Now, most financial firms also invest for themselves. They use partners’ or shareholders’ money to place bets on stocks, bonds and other securities — so-called “principal transactions.” Merrill and other retail brokers, which once served individual clients, have ventured into investment banking. So have some commercial banks that were barred from doing so until the repeal in 1999 of the Glass-Steagall Act of 1933.
Second, Wall Street’s compensation is heavily skewed toward annual bonuses, reflecting the profits traders and managers earned in the year. Despite lavish base salaries, bonuses dominate.

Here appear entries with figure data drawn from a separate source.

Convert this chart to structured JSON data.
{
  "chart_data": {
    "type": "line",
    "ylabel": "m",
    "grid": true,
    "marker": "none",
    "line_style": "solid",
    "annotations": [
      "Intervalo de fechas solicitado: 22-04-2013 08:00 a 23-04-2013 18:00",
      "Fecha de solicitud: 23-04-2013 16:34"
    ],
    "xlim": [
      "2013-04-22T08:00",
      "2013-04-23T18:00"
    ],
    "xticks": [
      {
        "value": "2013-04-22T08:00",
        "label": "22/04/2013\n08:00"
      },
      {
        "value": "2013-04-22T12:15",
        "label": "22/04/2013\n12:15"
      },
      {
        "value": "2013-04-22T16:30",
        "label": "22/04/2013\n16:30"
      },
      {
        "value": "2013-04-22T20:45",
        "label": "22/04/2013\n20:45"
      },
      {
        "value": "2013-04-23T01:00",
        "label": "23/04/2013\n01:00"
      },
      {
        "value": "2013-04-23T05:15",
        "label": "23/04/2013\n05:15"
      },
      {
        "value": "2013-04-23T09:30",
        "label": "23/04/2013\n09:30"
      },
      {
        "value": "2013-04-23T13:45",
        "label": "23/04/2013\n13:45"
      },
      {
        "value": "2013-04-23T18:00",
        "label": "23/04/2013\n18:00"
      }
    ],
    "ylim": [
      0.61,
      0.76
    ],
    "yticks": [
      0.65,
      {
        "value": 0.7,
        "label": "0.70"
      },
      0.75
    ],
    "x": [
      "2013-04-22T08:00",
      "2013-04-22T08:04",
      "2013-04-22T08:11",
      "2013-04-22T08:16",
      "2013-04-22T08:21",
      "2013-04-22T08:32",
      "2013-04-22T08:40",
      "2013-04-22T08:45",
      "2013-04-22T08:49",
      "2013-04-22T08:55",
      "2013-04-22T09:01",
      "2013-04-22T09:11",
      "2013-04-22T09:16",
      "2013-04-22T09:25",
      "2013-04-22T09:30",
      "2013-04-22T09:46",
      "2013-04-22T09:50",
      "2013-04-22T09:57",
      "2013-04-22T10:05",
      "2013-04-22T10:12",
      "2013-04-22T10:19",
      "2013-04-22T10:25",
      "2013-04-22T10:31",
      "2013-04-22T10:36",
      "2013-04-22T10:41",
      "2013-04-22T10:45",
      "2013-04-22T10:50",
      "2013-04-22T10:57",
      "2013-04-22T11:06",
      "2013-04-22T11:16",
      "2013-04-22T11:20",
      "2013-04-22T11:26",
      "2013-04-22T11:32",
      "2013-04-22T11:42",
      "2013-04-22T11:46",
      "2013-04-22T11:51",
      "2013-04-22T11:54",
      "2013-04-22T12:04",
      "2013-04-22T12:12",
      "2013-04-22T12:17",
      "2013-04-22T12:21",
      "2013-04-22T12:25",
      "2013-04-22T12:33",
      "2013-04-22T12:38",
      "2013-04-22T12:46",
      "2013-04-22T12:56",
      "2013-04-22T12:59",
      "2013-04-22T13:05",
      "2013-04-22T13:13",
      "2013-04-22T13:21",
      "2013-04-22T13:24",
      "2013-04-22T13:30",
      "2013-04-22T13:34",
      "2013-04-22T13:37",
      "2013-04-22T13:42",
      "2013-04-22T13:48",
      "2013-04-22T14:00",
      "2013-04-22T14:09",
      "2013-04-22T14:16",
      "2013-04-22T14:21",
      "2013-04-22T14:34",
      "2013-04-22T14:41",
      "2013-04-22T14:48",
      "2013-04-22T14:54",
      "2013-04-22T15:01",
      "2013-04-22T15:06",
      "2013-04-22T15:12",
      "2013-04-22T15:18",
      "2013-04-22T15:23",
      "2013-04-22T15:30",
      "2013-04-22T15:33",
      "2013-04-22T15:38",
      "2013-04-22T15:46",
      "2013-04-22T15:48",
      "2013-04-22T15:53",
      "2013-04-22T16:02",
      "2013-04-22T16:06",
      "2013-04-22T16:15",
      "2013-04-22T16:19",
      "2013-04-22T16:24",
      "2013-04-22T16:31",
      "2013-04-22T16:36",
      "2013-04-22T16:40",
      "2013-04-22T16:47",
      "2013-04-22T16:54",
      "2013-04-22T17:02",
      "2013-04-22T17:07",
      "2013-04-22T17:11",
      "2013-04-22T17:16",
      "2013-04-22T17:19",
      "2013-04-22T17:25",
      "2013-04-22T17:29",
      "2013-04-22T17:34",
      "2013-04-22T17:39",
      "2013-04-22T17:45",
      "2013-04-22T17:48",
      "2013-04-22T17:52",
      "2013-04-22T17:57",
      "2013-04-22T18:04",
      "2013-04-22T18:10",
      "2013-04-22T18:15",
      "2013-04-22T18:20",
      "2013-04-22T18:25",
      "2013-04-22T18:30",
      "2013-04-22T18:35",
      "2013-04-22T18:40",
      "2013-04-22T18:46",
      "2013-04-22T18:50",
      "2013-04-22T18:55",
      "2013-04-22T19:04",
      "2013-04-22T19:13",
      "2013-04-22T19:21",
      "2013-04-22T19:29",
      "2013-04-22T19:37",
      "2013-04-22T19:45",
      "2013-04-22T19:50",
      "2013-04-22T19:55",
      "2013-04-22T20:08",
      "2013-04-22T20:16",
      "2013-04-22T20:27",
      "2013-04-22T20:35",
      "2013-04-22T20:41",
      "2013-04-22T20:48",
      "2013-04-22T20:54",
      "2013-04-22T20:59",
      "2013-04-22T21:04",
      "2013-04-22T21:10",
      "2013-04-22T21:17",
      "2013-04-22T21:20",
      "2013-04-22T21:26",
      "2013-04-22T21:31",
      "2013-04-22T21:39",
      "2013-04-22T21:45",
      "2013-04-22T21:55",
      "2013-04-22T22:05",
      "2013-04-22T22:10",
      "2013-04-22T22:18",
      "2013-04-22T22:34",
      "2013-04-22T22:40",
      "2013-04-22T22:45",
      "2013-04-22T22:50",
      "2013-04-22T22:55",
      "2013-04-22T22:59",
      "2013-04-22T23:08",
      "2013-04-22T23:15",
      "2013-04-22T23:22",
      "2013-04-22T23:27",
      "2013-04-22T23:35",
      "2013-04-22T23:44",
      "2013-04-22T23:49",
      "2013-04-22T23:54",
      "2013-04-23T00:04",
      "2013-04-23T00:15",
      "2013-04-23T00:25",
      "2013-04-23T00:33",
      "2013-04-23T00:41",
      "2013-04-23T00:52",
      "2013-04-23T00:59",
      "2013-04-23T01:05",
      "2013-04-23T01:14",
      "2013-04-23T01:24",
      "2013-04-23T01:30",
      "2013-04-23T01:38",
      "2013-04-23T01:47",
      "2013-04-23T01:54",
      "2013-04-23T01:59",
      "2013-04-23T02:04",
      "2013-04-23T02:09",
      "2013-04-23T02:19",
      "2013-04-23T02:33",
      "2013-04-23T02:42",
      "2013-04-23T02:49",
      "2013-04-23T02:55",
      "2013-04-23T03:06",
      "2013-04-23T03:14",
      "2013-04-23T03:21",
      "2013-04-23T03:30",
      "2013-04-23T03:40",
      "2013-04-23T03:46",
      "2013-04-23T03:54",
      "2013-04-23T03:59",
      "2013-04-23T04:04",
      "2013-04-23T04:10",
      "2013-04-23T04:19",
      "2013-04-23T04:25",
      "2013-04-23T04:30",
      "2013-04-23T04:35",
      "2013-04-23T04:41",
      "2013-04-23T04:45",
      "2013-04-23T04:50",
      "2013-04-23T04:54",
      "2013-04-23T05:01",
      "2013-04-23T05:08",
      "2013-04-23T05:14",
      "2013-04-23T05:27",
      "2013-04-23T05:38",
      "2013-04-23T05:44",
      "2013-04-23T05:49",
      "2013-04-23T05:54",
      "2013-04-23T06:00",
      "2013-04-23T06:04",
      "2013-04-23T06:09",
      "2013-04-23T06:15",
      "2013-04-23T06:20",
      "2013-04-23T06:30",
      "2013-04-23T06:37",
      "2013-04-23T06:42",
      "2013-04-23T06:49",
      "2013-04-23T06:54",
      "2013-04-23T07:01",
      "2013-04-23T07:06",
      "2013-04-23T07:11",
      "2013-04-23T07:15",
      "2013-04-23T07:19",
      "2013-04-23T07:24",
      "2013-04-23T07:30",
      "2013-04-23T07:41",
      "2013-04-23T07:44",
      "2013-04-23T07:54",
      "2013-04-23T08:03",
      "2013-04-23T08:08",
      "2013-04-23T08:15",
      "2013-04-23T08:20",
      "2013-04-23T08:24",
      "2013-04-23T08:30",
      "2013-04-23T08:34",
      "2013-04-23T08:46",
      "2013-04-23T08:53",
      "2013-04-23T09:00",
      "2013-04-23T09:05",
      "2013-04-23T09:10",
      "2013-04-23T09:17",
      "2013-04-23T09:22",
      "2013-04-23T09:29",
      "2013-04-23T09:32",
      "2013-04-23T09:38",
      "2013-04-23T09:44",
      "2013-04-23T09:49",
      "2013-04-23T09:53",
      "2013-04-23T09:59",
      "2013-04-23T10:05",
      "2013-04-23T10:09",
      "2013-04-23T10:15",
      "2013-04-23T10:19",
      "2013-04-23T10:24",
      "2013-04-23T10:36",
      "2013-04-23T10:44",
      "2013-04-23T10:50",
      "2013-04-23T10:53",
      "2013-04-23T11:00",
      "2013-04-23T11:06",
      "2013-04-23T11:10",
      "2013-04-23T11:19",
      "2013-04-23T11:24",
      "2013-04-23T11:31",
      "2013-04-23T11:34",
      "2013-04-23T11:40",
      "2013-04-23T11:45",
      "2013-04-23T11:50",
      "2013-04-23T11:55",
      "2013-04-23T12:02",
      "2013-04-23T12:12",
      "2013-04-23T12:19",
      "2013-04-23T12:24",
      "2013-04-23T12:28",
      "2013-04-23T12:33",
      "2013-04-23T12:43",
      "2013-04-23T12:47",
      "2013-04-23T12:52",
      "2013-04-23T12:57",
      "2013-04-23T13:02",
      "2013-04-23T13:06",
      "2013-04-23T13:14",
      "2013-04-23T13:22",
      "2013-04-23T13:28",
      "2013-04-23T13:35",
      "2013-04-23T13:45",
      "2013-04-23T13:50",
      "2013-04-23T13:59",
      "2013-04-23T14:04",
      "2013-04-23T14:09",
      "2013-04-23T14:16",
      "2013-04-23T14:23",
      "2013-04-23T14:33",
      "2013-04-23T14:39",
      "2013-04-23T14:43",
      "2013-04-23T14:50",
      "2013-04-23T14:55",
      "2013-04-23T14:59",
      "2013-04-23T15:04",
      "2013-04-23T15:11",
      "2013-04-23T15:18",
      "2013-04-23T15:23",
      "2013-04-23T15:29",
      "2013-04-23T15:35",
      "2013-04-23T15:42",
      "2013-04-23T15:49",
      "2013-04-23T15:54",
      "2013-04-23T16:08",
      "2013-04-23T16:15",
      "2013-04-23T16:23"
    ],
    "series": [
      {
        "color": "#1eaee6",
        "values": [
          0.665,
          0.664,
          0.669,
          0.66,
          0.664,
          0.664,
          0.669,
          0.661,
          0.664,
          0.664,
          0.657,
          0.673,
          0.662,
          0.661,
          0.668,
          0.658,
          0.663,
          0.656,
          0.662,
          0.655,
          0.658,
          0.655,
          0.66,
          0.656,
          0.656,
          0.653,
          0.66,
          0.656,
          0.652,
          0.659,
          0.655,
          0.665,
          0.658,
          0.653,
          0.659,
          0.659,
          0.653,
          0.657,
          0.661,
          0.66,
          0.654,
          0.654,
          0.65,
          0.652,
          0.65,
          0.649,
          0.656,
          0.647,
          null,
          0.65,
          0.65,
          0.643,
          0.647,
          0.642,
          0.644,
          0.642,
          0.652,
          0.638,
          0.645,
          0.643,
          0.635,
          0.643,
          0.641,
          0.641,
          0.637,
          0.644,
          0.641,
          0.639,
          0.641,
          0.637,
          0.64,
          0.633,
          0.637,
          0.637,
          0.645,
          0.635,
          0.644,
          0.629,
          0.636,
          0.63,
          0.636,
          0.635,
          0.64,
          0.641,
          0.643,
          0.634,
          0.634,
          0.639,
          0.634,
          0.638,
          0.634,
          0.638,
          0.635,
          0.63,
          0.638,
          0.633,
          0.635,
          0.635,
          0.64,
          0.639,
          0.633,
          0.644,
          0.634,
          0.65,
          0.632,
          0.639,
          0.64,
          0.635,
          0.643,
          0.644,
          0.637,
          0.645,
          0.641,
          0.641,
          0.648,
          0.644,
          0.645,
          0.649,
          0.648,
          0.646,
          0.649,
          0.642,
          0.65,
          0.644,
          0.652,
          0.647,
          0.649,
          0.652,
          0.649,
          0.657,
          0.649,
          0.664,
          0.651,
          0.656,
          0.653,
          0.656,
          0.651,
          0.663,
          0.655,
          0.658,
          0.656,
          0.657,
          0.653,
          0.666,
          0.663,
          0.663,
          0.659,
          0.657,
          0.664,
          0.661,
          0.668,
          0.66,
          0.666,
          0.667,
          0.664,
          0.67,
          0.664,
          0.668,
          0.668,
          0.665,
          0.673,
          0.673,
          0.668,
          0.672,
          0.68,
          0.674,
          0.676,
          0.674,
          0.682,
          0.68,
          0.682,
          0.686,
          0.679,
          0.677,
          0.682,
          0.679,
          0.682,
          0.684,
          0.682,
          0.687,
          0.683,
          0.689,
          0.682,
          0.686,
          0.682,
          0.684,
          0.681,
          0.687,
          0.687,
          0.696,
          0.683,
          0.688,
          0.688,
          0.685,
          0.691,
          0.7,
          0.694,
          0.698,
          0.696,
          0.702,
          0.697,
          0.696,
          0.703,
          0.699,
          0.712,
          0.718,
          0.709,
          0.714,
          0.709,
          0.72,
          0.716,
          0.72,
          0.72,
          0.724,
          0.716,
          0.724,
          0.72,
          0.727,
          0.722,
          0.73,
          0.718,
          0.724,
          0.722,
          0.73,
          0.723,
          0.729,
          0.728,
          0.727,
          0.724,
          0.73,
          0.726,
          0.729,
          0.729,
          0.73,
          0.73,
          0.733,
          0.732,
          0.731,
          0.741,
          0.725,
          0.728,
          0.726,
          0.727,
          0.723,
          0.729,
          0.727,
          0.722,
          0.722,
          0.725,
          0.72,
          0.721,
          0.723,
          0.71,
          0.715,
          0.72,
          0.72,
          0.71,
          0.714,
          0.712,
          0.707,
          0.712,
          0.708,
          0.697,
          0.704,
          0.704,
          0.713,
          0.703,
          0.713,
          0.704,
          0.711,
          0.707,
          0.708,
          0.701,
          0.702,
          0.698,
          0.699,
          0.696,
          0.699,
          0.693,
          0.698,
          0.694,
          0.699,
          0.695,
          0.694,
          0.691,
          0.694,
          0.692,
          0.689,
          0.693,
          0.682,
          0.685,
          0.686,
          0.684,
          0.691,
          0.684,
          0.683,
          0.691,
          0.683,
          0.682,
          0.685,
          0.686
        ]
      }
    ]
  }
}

Managing directors with 15 years’ experience can receive bonuses five to 10 times their base salaries of $200,000 to $300,000.
Finally, investment banks rely heavily on borrowed money, called “leverage” in financial lingo. Lehman was typical. In late 2007, it held almost $700 billion in stocks, bonds and other securities. Meanwhile, its shareholders’ investment (equity) was about $23 billion. All the rest was supported by borrowings. The “leverage ratio” was 30 to 1.
Leverage can create huge windfalls. Suppose you buy a stock for $100. It goes to $110. You made 10 percent, a decent return. Now suppose you borrowed $90 of the $100. If the price rises to $101, you’ve made 10 percent on your $10 investment. (Technically, the price has to exceed $101 slightly to cover interest payments.) If it goes to $110, you’ve doubled your money. Wow.
Once assembled, these components created a manic machine for gambling. Traders and money managers had huge incentives to do whatever would increase short-term profits. Dubious mortgages were packaged into bonds, sold and traded. Investment houses had huge incentives to increase leverage. While the boom continued, government remained aloof. Congress resisted tougher regulation for Fannie and Freddie and permitted them to run leverage ratios that, by plausible calculations, exceeded 60 to 1.
It wasn’t that Wall Street’s leaders deceived customers or lenders into taking risks that were known to be hazardous. Instead, they concluded that risks were low or nonexistent. They fooled themselves, because the short-term rewards blinded them to the long-term dangers. Inevitably, these surfaced.